Pilotis

Les maisons que nous construisons sont montées sur pilotis, pour trois raisons, deux d’ordre technique, la dernière d’ordre juridique.

1/ Stabiliser la construction sur un sol spongieux

L’élévation de la maison permet d’isoler le plancher de l’humidité du sol, voire dans certains cas de l’eau d’un ruisseau, ou des inondations… Elle protège aussi le foyer des infestations d’animaux nuisibles.

Et pour protéger les pilotis eux-même des agressions du temps, nous les enduisons… d’huile de vidange ! Ce liquide a la propriété de rendre le bois imputrescible.

Technique :

Nous commençons par planter le « pilotis maître », à l’endroit le plus haut du terrain. C’est lui qui est le plus enfoncé, et donc le plus solide: il sert de base. Nous plantons un deuxième pilotis à six mètres du premier.

Afin de déterminer l’emplacement du troisième coin, nous utilisons le théorème de Pythagore : la maison mesurant trois mètres par six, sa diagonale doit mesurer six mètres soixante-et-onze (3²+6²=6,71²). CQFD !

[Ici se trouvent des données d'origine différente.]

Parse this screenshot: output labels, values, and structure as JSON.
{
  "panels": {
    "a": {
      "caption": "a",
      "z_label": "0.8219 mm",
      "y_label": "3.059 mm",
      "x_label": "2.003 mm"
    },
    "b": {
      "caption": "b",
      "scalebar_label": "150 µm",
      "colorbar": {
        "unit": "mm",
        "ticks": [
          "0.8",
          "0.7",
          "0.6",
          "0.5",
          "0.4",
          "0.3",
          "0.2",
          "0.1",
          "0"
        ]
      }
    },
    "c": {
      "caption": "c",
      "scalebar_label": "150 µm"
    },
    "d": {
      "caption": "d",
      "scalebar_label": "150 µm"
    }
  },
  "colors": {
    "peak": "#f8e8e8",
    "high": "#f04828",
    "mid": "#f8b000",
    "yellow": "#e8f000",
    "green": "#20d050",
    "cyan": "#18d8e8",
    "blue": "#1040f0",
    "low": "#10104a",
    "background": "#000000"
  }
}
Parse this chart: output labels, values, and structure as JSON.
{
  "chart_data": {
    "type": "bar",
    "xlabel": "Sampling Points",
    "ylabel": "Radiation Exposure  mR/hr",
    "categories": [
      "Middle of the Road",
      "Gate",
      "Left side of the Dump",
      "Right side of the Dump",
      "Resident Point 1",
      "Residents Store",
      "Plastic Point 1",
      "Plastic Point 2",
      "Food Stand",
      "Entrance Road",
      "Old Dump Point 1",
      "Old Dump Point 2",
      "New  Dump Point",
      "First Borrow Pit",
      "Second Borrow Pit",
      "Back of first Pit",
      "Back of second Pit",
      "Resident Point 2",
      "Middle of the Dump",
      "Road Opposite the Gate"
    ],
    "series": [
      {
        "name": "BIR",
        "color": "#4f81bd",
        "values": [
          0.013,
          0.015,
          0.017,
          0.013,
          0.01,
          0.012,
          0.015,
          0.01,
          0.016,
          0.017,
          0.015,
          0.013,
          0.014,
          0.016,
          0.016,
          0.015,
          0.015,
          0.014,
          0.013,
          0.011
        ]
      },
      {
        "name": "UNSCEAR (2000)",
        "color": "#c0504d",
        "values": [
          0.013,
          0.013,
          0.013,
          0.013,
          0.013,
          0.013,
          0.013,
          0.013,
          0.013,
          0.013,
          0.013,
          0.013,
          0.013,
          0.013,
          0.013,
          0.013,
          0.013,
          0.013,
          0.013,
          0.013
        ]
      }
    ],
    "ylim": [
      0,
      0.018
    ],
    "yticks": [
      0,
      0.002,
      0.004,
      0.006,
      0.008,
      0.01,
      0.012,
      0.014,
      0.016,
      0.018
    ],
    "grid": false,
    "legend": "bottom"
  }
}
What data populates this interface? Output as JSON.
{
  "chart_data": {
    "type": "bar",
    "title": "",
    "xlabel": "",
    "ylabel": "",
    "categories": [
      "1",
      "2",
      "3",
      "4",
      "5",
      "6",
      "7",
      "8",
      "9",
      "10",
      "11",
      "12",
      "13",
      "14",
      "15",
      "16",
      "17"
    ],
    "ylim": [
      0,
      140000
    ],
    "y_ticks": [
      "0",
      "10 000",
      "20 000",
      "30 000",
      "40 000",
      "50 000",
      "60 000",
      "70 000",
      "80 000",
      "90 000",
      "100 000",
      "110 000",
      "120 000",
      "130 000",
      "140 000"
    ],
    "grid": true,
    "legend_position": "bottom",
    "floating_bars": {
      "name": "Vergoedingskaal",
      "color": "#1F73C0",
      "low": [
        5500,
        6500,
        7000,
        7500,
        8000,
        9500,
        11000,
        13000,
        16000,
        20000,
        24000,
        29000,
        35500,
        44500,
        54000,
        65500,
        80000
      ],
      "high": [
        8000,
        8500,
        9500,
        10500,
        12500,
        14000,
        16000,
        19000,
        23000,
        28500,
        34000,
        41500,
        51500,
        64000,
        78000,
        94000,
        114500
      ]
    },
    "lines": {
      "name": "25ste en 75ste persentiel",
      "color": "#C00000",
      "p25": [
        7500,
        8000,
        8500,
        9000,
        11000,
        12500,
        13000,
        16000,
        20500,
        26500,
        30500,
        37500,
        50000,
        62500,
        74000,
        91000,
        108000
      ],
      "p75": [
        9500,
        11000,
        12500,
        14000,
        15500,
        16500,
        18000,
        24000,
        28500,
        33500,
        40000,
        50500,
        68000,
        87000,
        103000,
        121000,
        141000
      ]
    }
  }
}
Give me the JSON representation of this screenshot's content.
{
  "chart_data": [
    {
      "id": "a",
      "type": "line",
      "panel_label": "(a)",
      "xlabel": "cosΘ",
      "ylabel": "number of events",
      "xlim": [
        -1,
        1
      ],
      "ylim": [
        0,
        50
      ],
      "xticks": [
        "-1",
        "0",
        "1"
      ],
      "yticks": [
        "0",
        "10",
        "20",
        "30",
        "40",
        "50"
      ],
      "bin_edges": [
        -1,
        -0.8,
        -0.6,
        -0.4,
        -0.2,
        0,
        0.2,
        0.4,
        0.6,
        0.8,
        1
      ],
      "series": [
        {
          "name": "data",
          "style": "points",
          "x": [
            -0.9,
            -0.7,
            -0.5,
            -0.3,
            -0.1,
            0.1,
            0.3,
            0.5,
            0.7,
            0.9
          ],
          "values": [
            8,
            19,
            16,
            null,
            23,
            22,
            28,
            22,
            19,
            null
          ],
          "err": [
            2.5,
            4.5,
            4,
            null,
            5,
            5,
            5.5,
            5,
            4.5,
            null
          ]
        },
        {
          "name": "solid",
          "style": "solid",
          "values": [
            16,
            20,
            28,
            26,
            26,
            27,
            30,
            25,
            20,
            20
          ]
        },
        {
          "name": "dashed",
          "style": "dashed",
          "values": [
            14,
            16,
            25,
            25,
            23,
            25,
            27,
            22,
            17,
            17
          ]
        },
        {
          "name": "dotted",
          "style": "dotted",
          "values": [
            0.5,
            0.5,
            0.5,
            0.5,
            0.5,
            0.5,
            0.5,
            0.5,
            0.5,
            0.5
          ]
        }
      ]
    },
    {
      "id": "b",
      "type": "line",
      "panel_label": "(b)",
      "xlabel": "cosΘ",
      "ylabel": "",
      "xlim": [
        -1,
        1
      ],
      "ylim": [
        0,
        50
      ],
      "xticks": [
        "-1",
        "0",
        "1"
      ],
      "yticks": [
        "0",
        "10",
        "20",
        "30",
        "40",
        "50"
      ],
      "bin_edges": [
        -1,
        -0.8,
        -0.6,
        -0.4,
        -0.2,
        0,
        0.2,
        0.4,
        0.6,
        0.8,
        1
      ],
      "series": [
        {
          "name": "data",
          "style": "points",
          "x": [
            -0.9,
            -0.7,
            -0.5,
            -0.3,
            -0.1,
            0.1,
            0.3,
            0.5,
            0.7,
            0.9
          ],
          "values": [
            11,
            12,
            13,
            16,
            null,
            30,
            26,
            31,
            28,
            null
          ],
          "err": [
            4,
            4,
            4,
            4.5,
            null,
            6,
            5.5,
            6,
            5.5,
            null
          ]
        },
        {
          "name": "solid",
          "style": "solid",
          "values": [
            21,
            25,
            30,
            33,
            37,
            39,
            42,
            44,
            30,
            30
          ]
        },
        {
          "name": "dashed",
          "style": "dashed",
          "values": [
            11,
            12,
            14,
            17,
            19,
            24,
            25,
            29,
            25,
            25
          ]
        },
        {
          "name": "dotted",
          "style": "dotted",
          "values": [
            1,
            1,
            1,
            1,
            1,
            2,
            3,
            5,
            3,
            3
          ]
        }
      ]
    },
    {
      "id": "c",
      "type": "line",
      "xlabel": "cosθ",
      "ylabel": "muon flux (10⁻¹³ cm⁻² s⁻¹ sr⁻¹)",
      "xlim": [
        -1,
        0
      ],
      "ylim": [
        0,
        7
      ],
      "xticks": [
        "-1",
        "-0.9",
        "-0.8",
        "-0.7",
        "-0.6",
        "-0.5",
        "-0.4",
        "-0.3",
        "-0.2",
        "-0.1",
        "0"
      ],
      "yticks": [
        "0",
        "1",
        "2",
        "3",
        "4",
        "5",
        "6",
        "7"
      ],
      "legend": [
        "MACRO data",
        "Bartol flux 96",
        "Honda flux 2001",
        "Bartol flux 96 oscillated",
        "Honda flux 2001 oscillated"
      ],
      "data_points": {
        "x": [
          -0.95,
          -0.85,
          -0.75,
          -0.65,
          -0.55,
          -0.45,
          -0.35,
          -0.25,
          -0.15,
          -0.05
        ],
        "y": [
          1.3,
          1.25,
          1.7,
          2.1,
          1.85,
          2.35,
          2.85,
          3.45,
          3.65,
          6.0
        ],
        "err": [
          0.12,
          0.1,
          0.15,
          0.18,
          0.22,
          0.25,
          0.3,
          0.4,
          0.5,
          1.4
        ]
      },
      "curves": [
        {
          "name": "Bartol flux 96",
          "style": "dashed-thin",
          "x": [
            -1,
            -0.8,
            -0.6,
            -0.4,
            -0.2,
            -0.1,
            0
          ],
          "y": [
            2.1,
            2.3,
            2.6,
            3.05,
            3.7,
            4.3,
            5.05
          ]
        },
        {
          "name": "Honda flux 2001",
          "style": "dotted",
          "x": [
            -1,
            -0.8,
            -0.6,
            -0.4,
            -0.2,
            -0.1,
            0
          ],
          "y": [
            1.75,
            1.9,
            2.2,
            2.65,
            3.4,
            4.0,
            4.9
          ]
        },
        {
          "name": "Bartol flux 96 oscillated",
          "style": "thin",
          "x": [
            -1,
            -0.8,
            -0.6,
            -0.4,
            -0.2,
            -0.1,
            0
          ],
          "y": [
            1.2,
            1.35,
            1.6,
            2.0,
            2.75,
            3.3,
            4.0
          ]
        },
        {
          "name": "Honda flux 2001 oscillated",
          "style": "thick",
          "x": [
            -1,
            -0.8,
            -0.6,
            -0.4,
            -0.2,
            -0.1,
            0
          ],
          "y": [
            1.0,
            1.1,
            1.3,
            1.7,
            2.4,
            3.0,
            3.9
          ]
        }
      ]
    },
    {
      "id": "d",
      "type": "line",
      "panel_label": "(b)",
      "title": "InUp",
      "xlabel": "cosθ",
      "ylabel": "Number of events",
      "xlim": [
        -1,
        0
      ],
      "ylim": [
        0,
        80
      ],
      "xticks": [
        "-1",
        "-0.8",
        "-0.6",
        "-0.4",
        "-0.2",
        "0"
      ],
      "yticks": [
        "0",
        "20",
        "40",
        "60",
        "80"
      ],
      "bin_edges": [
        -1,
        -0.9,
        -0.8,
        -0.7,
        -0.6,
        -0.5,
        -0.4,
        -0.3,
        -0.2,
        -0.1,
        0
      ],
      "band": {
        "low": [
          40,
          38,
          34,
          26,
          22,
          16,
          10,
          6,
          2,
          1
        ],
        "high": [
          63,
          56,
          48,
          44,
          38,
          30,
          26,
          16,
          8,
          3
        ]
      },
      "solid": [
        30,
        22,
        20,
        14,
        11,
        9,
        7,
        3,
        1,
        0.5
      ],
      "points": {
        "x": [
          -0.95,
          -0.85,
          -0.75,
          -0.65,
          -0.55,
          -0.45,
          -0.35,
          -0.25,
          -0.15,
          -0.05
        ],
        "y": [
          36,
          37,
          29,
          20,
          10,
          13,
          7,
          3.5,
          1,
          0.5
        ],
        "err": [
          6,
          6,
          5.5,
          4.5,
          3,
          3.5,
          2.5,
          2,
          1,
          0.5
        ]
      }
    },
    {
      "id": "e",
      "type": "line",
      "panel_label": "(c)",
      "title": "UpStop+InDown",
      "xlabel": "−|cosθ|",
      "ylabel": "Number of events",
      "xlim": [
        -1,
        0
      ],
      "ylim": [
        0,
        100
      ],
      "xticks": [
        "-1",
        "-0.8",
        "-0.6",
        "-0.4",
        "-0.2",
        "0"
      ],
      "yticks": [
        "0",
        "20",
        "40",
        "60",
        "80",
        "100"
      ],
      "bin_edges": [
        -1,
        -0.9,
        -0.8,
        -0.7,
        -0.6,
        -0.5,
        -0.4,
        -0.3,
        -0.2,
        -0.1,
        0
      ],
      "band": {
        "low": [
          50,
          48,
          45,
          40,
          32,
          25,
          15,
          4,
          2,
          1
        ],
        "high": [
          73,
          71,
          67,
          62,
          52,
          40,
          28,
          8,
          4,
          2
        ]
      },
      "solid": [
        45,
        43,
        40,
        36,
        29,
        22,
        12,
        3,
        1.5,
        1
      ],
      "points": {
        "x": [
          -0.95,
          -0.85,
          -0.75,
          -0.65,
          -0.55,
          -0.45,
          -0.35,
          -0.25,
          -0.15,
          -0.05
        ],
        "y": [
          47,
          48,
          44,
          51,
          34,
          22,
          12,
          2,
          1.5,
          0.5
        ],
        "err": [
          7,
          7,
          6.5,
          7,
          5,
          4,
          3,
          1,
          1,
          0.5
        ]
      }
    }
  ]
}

Une fois les quatre coins mis en place, nous tendons des cordelettes afin d’aligner les pilotis intermédiaires.

2/ Niveler la maison sur un sol pentu :

Pour creuser, nous utilisons une barre à mine et une drôle de pelle à deux manches :

Il parait qu’en Bolivie il faut parfois creuser dans la roche de la montagne. Pour cela, ils mettent le feu puis l’éteignent avec de l’eau glacée ou de la neige, pour créer un choc thermique qui affaiblit le granit.

Pour niveler les pilotis entre eux, nous utilisons un tuyau transparent rempli d’eau légèrement boueuse (donc colorée): en l’absence de bulles, le niveau à un bout est forcément le même qu’à l’autre bout !

Grâce à ce système, nous arrivons à travailler sur des pentes très inclinées :

3/ Contourner la loi

Par définition, une favela est un « quartier situé sur des terrains occupés illégalement, le plus souvent insalubres (marécages, pentes raides des collines), et dont les habitations sont construites avec des matériaux de récupération » [wikipédia].

Il est donc difficile pour une ONG d’avoir pour principale activité la construction illégale ! Les pilotis permettent d’éviter cet écueil juridique: en étant montées sur des pieux, les cabanes sont considérées comme des meubles, et non comme des immeubles.

Toutefois, pour ne pas favoriser l’expansion des favelas, pour ne pas contribuer à leur essor, nous construisons toujours la nouvelle maison en lieu et place de l’ancienne. En d’autres termes, nous démolissons la mansarde de la famille et construisons le chalet au même endroit. D’où la nécessité, parfois, de construire sur un terrain pentu ou inondable.